What is the toughest decision you had to make in the last few months?
The COVID time frames were difficult to navigate from a compliance perspective. We work across a dozen states each with a different set of guidelines that were changing daily. We wanted to make sure that we complied with all of the laws, but also offered communication with the clients. Ultimately, we decided to move all of the office staff to a work-from-home format. The sales team also worked remotely entirely through sales presentations. We had always wanted to attempt to do this, but we were forced to do so and it was highly effective.
What money mistakes have you made along the way that others can learn from (or something you’d do differently)?

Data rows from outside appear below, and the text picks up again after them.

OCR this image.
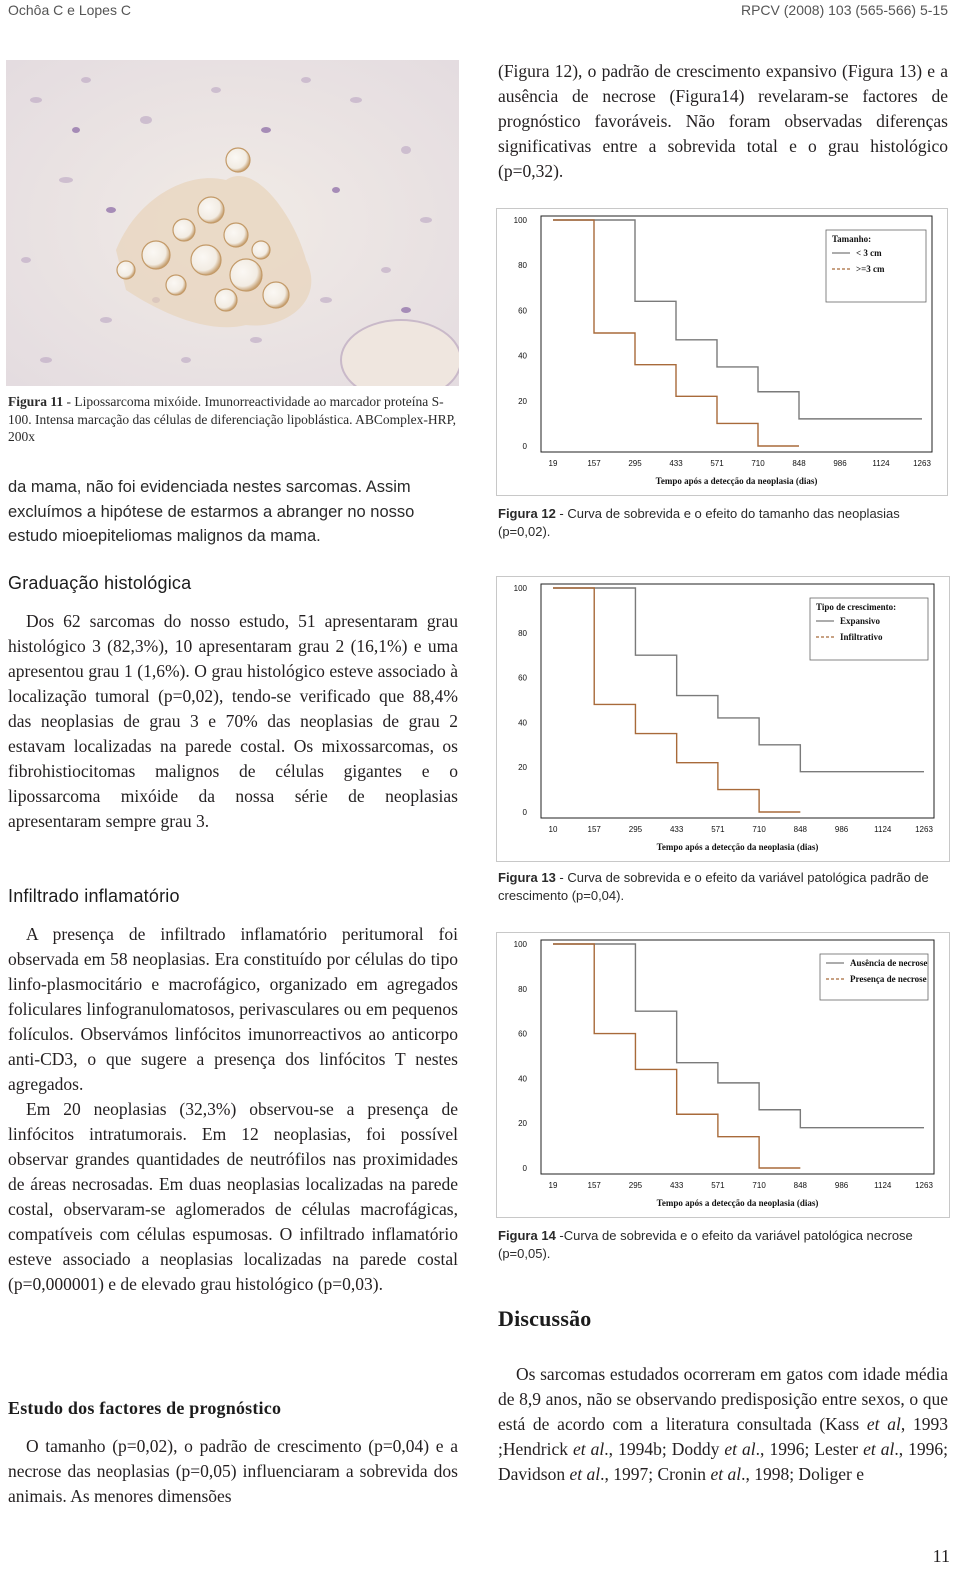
Ochôa C e Lopes C	RPCV (2008) 103 (565-566) 5-15

Figura 11 - Lipossarcoma mixóide. Imunorreactividade ao marcador proteína S-100. Intensa marcação das células de diferenciação lipoblástica. ABComplex-HRP, 200x

da mama, não foi evidenciada nestes sarcomas. Assim excluímos a hipótese de estarmos a abranger no nosso estudo mioepiteliomas malignos da mama.

Graduação histológica

Dos 62 sarcomas do nosso estudo, 51 apresentaram grau histológico 3 (82,3%), 10 apresentaram grau 2 (16,1%) e uma apresentou grau 1 (1,6%). O grau histológico esteve associado à localização tumoral (p=0,02), tendo-se verificado que 88,4% das neoplasias de grau 3 e 70% das neoplasias de grau 2 estavam localizadas na parede costal. Os mixossarcomas, os fibrohistiocitomas malignos de células gigantes e o lipossarcoma mixóide da nossa série de neoplasias apresentaram sempre grau 3.

Infiltrado inflamatório

A presença de infiltrado inflamatório peritumoral foi observada em 58 neoplasias. Era constituído por células do tipo linfo-plasmocitário e macrofágico, organizado em agregados foliculares linfogranulomatosos, perivasculares ou em pequenos folículos. Observámos linfócitos imunorreactivos ao anticorpo anti-CD3, o que sugere a presença dos linfócitos T nestes agregados.

Em 20 neoplasias (32,3%) observou-se a presença de linfócitos intratumorais. Em 12 neoplasias, foi possível observar grandes quantidades de neutrófilos nas proximidades de áreas necrosadas. Em duas neoplasias localizadas na parede costal, observaram-se aglomerados de células macrofágicas, compatíveis com células espumosas. O infiltrado inflamatório esteve associado a neoplasias localizadas na parede costal (p=0,000001) e de elevado grau histológico (p=0,03).

Estudo dos factores de prognóstico

O tamanho (p=0,02), o padrão de crescimento (p=0,04) e a necrose das neoplasias (p=0,05) influenciaram a sobrevida dos animais. As menores dimensões

(Figura 12), o padrão de crescimento expansivo (Figura 13) e a ausência de necrose (Figura14) revelaram-se factores de prognóstico favoráveis. Não foram observadas diferenças significativas entre a sobrevida total e o grau histológico (p=0,32).

0
20
40
60
80
100
19	157	295	433	571	710	848	986	1124	1263
Tempo após a detecção da neoplasia (dias)
Tamanho:
< 3 cm
>=3 cm

Figura 12 - Curva de sobrevida e o efeito do tamanho das neoplasias (p=0,02).

0
20
40
60
80
100
10	157	295	433	571	710	848	986	1124	1263
Tempo após a detecção da neoplasia (dias)
Tipo de crescimento:
Expansivo
Infiltrativo

Figura 13 - Curva de sobrevida e o efeito da variável patológica padrão de crescimento (p=0,04).

0
20
40
60
80
100
19	157	295	433	571	710	848	986	1124	1263
Tempo após a detecção da neoplasia (dias)
Ausência de necrose
Presença de necrose

Figura 14 -Curva de sobrevida e o efeito da variável patológica necrose (p=0,05).

Discussão

Os sarcomas estudados ocorreram em gatos com idade média de 8,9 anos, não se observando predisposição entre sexos, o que está de acordo com a literatura consultada (Kass et al, 1993 ;Hendrick et al., 1994b; Doddy et al., 1996; Lester et al., 1996; Davidson et al., 1997; Cronin et al., 1998; Doliger e

11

Well, we had an employee who stole half a million from us so that wasn’t fun. In business, you have to watch everything. You cannot assume that companies will bill you correctly, or provide the service they agreed to. You cannot even assume that marketers will place all your ads. You cannot assume that a system that you put into place in the first month will continue to run the same in the second. You have to check ev-er-ry- thing. Otherwise, you will and I certainly have lost money by neglecting to keep an eye on everything.
What new business would you love to start?
I would love to have a full-service historic home restoration service. I love looking at old buildings, schools, and houses and think about what I would do to restore them to their original glory. I have a strange hobby of browsing residential and commercial real estate sites.
If you could go back in a time machine to the time when you were just getting started, what would you do differently?
There is not much that I regret. We don’t allow setbacks to shake us. Everything is a learning process.
What is the best advice you have ever been given?
There is a small crystal trophy in our board room that says “Speed of the Boss, Speed of the Crew.” Watching my father’s insane work ethic as a kid was the thing that best prepared me (and my brother for success). He would work 7 days a week and only took off for Christmas. In college, I wasn’t the smartest person, but no one outworked me, so I was always at the top of the class. I took this into my career realizing that all I had to do was out work the next person or next company. Additionally, your co-workers will follow your lead. If you slack off, they slack off or if you have a day you are allowed to be sick, then they are as well. They will follow your pace, so maintain the pace at all times.
What advice would you give to a newbie Entrepreneur setting up their first business?
Find a mentor. I would learn from someone else in the field first. If you don’t have a good real-world understanding of your business, then you will get slaughtered and pay a huge learning curve. You should go find someone running a business that you would like to open and be very upfront with them that you would like to learn from them. Work for less than your value if you need to for this person. Let them guide you until you are ready to jump out of the nest and fly on your own.